Hoje em dia, reza-se. Porém, tal oração anda muitas vezes adulterada com a «goma do dinheiro». E com o dinheiro, nasce a soberba. Ambicionam cargos e esquecem-se de que pouca foi a sua educação. Em termos do século XX, são eles os novos-ricos, os arrivistas de sempre, que da vida antiga trazem o que é mau e deixam o que é bom. E o pregador continua:
  • «Quantos suportariam a pobreza, se depois lhes dessem a Espanha ou a França! Mas, por amor do reino dos Céus, nada fazem!»
Os religiosos pululam nos mercados, litigam nos tribunais, compram, vendem, levantam, deitam abaixo, fazem dum quadrado uma roda, convocam homens de leis, trazem testemunhas e estão dispostos a fazer juras por uma coisa que não vale nada. Dizei-me, religiosos, vistes essas demandas nos profetas ou nos evangelhos? Clérigos e bispos ligam mais às decretais dos papas do que aos evangelhos. E se alguém comete um pecado mortal em público, ninguém o corrige, ninguém o acusa.
A omnipotência do dinheiro marcou toda a sátira da Idade Média, no púlpito, nos goliardos ou nos trovadores. Dom Dinheiro mandava no mundo e uma poesia de expansão europeia, De Nummo, chegou ao mosteiro de Alcobaça e foi adaptada, em Castela, pelo génio do Arcipreste de Hita, no Libro de Buen Amor.
A Igreja não é só o clero. Abrange também o povo. Ora, todos espremem os fracos e tiram dele o último ceitil. O manto de púrpura, de que fala a Bíblia, simboliza os bens dos pobres, ganhos «com muito suor e sangue». Vêm, depois, os soldados e os usurários das cidades (burgenses) e tiram-lhes o que têm e que tanto sabe a sangue. Chamam-lhes vilões, «mas eles é que são diabos vilões». E o clero, ai de quem não lhe dá! Excomungam-no!

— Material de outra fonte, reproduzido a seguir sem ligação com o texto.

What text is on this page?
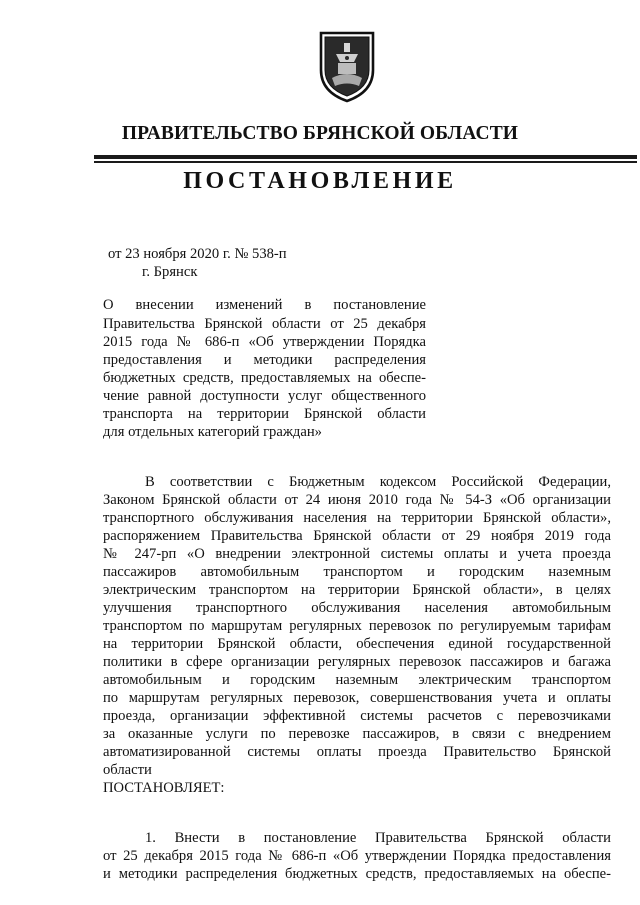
ПРАВИТЕЛЬСТВО БРЯНСКОЙ ОБЛАСТИ
ПОСТАНОВЛЕНИЕ
от 23 ноября 2020 г. № 538-п
г. Брянск
О внесении изменений в постановление
Правительства Брянской области от 25 декабря
2015 года № 686-п «Об утверждении Порядка
предоставления и методики распределения
бюджетных средств, предоставляемых на обеспе-
чение равной доступности услуг общественного
транспорта на территории Брянской области
для отдельных категорий граждан»
В соответствии с Бюджетным кодексом Российской Федерации,
Законом Брянской области от 24 июня 2010 года № 54-З «Об организации
транспортного обслуживания населения на территории Брянской области»,
распоряжением Правительства Брянской области от 29 ноября 2019 года
№ 247-рп «О внедрении электронной системы оплаты и учета проезда
пассажиров автомобильным транспортом и городским наземным
электрическим транспортом на территории Брянской области», в целях
улучшения транспортного обслуживания населения автомобильным
транспортом по маршрутам регулярных перевозок по регулируемым тарифам
на территории Брянской области, обеспечения единой государственной
политики в сфере организации регулярных перевозок пассажиров и багажа
автомобильным и городским наземным электрическим транспортом
по маршрутам регулярных перевозок, совершенствования учета и оплаты
проезда, организации эффективной системы расчетов с перевозчиками
за оказанные услуги по перевозке пассажиров, в связи с внедрением
автоматизированной системы оплаты проезда Правительство Брянской
области
ПОСТАНОВЛЯЕТ:
1. Внести в постановление Правительства Брянской области
от 25 декабря 2015 года № 686-п «Об утверждении Порядка предоставления
и методики распределения бюджетных средств, предоставляемых на обеспе-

Lembramo-nos dos versos de Gil Vicente, na Barca do Purgatório, quando o camponês diz que «bradão co’elle / porque assoviou a hum cam / e logo a escomunham na pelle». Erasmo não entra aqui para coisa nenhuma. Era uma torrente que vinha de longe e troava nos púlpitos da Idade Média.

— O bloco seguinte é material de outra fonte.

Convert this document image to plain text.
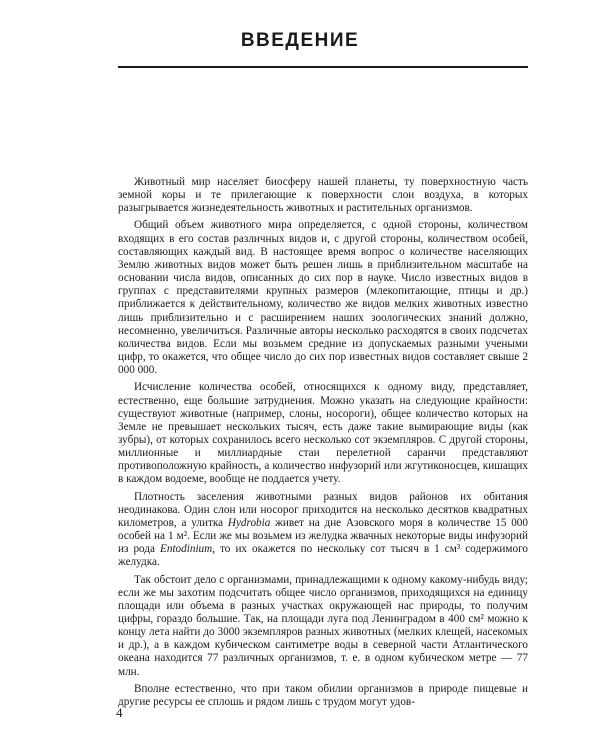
ВВЕДЕНИЕ

Животный мир населяет биосферу нашей планеты, ту поверхностную часть земной коры и те прилегающие к поверхности слои воздуха, в которых разыгрывается жизнедеятельность животных и растительных организмов.

Общий объем животного мира определяется, с одной стороны, количеством входящих в его состав различных видов и, с другой стороны, количеством особей, составляющих каждый вид. В настоящее время вопрос о количестве населяющих Землю животных видов может быть решен лишь в приблизительном масштабе на основании числа видов, описанных до сих пор в науке. Число известных видов в группах с представителями крупных размеров (млекопитающие, птицы и др.) приближается к действительному, количество же видов мелких животных известно лишь приблизительно и с расширением наших зоологических знаний должно, несомненно, увеличиться. Различные авторы несколько расходятся в своих подсчетах количества видов. Если мы возьмем средние из допускаемых разными учеными цифр, то окажется, что общее число до сих пор известных видов составляет свыше 2 000 000.

Исчисление количества особей, относящихся к одному виду, представляет, естественно, еще большие затруднения. Можно указать на следующие крайности: существуют животные (например, слоны, носороги), общее количество которых на Земле не превышает нескольких тысяч, есть даже такие вымирающие виды (как зубры), от которых сохранилось всего несколько сот экземпляров. С другой стороны, миллионные и миллиардные стаи перелетной саранчи представляют противоположную крайность, а количество инфузорий или жгутиконосцев, кишащих в каждом водоеме, вообще не поддается учету.

Плотность заселения животными разных видов районов их обитания неодинакова. Один слон или носорог приходится на несколько десятков квадратных километров, а улитка Hydrobia живет на дне Азовского моря в количестве 15 000 особей на 1 м². Если же мы возьмем из желудка жвачных некоторые виды инфузорий из рода Entodinium, то их окажется по нескольку сот тысяч в 1 см³ содержимого желудка.

Так обстоит дело с организмами, принадлежащими к одному какому-нибудь виду; если же мы захотим подсчитать общее число организмов, приходящихся на единицу площади или объема в разных участках окружающей нас природы, то получим цифры, гораздо большие. Так, на площади луга под Ленинградом в 400 см² можно к концу лета найти до 3000 экземпляров разных животных (мелких клещей, насекомых и др.), а в каждом кубическом сантиметре воды в северной части Атлантического океана находится 77 различных организмов, т. е. в одном кубическом метре — 77 млн.

Вполне естественно, что при таком обилии организмов в природе пищевые и другие ресурсы ее сплошь и рядом лишь с трудом могут удов-

4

Bispos, abades e priores andam atrás da vanglória, como ursos à volta dum cortiço, para lhe chupar o mel. O auditório, pensamos nós, havia de rir-se com esta comparação, como se ria das sátiras de Gil Vicente, o maior herdeiro da nossa Idade Média. Sátira para rir, nos sermões de Santo António? Não bem isso. Uma espécie de amor e de humor furioso.
Monges e frades, esses homens abstinentes comem a carne dos seus irmãos, dilaceram-na com os dentes da maledicência. Enfim, a sátira abrange todas as classes, entram nela todos os vícios, faz rir, faz sorrir e faz doer, sobretudo ao falar do sangue dos pobres.

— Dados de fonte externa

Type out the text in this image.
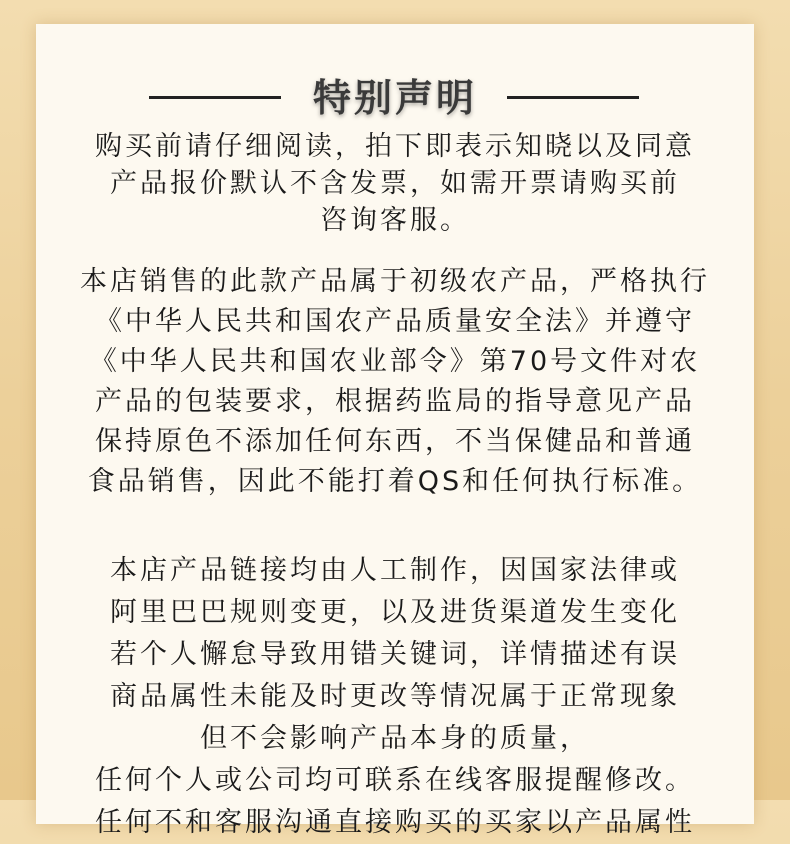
特别声明
购买前请仔细阅读，拍下即表示知晓以及同意
产品报价默认不含发票，如需开票请购买前
咨询客服。
本店销售的此款产品属于初级农产品，严格执行
《中华人民共和国农产品质量安全法》并遵守
《中华人民共和国农业部令》第70号文件对农
产品的包装要求，根据药监局的指导意见产品
保持原色不添加任何东西，不当保健品和普通
食品销售，因此不能打着QS和任何执行标准。
本店产品链接均由人工制作，因国家法律或
阿里巴巴规则变更，以及进货渠道发生变化
若个人懈怠导致用错关键词，详情描述有误
商品属性未能及时更改等情况属于正常现象
但不会影响产品本身的质量，
任何个人或公司均可联系在线客服提醒修改。
任何不和客服沟通直接购买的买家以产品属性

Num sermão, Santo António utiliza a fábula da raposa, do lobo e da lua no poço. Há religiosos, diz ele, que imitam o lobo e caem no poço da ambição dos bens deste mundo, julgando que são eternos. E têm a sorte do lobo. Era um conto engraçado e devia correr de boca em boca, mais desenvolvido, já se vê, mil vezes repetido e mil vezes escutado atentamente». In Mário Martins, A Sátira na Literatura medieval Portuguesa (séculos XIII e XIV), Biblioteca Breve, volume 8, Instituto de Cultura e Língua Portuguesa, Centro Virtual Camões, Pdf, 1986.